A kauft von der Firma B ein Patent, eine Marke, den Warenbestand oder wesentliche Assets.
Die Firma B, die das Patent/Marke/Warenbestand verkauft hat, gerät 8 Monate nach dem Verkauf in der Insolvenz.
Pech denkt der Käufer A, das hat aber nichts mit mir zu tun.
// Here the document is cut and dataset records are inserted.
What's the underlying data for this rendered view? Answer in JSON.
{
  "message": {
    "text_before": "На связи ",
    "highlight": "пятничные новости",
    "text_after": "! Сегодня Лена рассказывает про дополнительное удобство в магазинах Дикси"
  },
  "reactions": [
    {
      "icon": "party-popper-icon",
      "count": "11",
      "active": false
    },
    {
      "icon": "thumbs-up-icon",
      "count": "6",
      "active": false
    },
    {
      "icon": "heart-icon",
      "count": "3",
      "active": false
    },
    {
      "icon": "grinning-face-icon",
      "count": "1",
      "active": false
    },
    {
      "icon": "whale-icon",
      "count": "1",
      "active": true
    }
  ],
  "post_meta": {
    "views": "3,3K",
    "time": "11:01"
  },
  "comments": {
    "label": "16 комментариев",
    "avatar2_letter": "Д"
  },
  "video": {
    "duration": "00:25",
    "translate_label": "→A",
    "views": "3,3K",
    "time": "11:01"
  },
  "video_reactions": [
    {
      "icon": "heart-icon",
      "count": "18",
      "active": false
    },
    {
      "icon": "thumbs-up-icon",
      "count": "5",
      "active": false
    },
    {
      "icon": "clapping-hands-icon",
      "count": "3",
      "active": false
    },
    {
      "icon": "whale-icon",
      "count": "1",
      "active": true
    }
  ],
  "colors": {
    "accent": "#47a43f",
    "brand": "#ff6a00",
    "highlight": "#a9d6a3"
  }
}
Weit gefehlt.
Der Insolvenzverwalter der Firma B prüft jetzt ganz genau, ob der Verkauf wirksam war.
Ein Prüfungspunkt für den Insolvenzverwalter des Unternehmens, das das Patent/Marke/Warenbestandverkauft ist der existenzvernichtende Eingriff.
Beim Kauf von B muss auch der Käufer A darauf achten, dass das Unternehmen, das verkauft, danach noch existieren kann. Klar ist dass Coca Cola nicht seine beste Marke verkaufen und dann  den Mantel mit vielen Tausend Mitarbeitern ohne Fortführungschance zurücklassen kann. Hier würde der Käufer also haften. Der Käufer muss daher vor dem Kauf einen Solvency- Test machen- das heißt er muss prüfen. ob das Unternehmen nach dem Verkauf überhaupt noch eine Überlebenschance hat. Im Einzelnen:

1. Rechtsprechungsgrundlage:
Ausgangsgrundlage dieser Rechtsprechung betrifft Eingriffe der Gesellschafter in die Gesellschaft bei Konzernstrukturen- auch bei faktischen Konzernen, das heißt wenn es eine Muttergesellschaft und Töchtergesellschaften gibt a.ä. Wenn in diesen Fälle ein Gesellschafter/in aus der Gesellschaft z.B. das (einzige) Patent herausnimmt oder kauft und die Gesellschaft später (chancenlos ohne dieses Patent) in die Insolvenz gerät, sollte eine Durchgriffshaftung stattfinden. DerGmbH - Gesellschafter sollte haften, wenn er auf die Zweckbindung des Gesellschaftsvermögens keine Rücksicht nimmt und ihr Vermögen entzieht.
Diese Rechtsprechung wurde später erweitert auch auf Nicht-Gesellschafter.
Aber zurück zum Ausgang: Urteil des Bundesgerichtshofs vom 23. 4. 2012 – II ZR 252/10.
In diesem Urteil hat der Bundesgerichtshof die Voraussetzungen der Haftung wegen eines Existenz vernichtenden Eingriffs nochmals erläutert:
1.1. Sachverhalt
Geklagt hatte ein Insolvenzverwalter wegen einer Vorabgewinnausschüttung. 
Ca. 5 Monate später mussten die späteren Beklagten das Insolvenzverfahrens über das Vermögen der Insolvenzschuldnerin einleiten. Bereits vor der Vorabgewinnausschüttung hatte die Insolvenzschuldnerin ihren Gesellschaftern Darlehen gewährt, die bilanziert wurden. 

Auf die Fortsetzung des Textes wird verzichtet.